WASHINGTON – Anti-terrorism safeguards are so lax in seven countries that U.S. officials will now board and screen all ships that recently docked in those nations before allowing them to enter U.S. ports, the Coast Guard said Thursday.
It said Madagascar, Liberia, the Democratic Republic of Congo, Mauritania, Guinea-Bissau, Albania and Nauru had failed to comply with the ISPS international maritime security standards imposed last year and therefore lacked effective anti-terrorism measures in their ports.
The Coast Guard also said that from May 23, all ships that dock in these states on one of their previous five stops would automatically be denied entry to the United States unless they take tough new security precautions, such as placing guards at all access points to the ship while in a blacklisted state.
While the countries on the list are fairly small on the global shipping map, the impact on vessels that have recently docked there could be large.
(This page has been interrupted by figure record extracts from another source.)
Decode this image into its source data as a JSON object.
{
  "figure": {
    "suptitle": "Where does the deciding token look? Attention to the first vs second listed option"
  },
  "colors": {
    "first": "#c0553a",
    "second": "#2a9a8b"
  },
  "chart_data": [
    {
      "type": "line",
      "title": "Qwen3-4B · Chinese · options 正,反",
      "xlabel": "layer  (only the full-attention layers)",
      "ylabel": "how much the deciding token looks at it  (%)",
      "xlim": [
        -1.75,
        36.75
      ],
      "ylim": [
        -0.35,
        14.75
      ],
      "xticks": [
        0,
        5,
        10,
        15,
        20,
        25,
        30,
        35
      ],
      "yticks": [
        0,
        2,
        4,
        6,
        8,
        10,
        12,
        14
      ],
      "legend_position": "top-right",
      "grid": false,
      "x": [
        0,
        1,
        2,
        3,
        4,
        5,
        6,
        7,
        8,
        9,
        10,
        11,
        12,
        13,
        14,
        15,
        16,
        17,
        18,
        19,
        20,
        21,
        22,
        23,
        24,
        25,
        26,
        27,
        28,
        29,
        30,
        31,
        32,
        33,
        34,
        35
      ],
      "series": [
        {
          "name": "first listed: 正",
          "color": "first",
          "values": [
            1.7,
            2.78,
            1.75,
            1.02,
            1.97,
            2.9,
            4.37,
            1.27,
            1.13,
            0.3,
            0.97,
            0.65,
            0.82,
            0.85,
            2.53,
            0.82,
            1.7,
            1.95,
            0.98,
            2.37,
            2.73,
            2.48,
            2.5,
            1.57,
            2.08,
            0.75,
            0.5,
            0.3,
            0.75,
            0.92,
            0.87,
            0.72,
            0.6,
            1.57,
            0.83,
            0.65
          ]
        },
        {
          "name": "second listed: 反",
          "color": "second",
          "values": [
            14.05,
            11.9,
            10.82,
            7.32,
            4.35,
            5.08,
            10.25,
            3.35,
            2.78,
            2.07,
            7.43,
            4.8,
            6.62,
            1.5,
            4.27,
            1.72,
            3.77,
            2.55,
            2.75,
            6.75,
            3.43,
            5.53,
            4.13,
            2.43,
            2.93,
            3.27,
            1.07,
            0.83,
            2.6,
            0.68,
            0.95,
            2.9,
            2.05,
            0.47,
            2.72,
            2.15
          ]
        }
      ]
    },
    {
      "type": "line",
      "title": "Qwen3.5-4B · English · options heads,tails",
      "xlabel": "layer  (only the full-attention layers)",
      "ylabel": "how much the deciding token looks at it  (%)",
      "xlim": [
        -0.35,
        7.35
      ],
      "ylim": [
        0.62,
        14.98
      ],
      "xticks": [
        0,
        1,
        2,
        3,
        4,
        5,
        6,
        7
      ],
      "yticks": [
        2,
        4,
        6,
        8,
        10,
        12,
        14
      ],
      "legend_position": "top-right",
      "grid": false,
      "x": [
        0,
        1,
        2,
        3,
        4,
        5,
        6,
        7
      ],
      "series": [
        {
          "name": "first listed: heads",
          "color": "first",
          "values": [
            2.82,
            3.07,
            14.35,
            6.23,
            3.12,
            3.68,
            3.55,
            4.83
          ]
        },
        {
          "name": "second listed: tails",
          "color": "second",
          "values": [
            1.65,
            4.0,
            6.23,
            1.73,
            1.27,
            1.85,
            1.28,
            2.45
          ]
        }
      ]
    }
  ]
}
Security boardings at sea or a denial of entry to the United States can trigger extremely costly delays, and perishable cargo can be lost.
Washington, fearing a seaborne attack by militant groups such as al-Qaida, has vowed to police strictly according to the ISPS rules that went into force on July 1, 2004, by turning away ships that are not security certified or by delaying ones that have called at “contaminated ports.”
About 200 ships call on the United States’ 361 ports every day.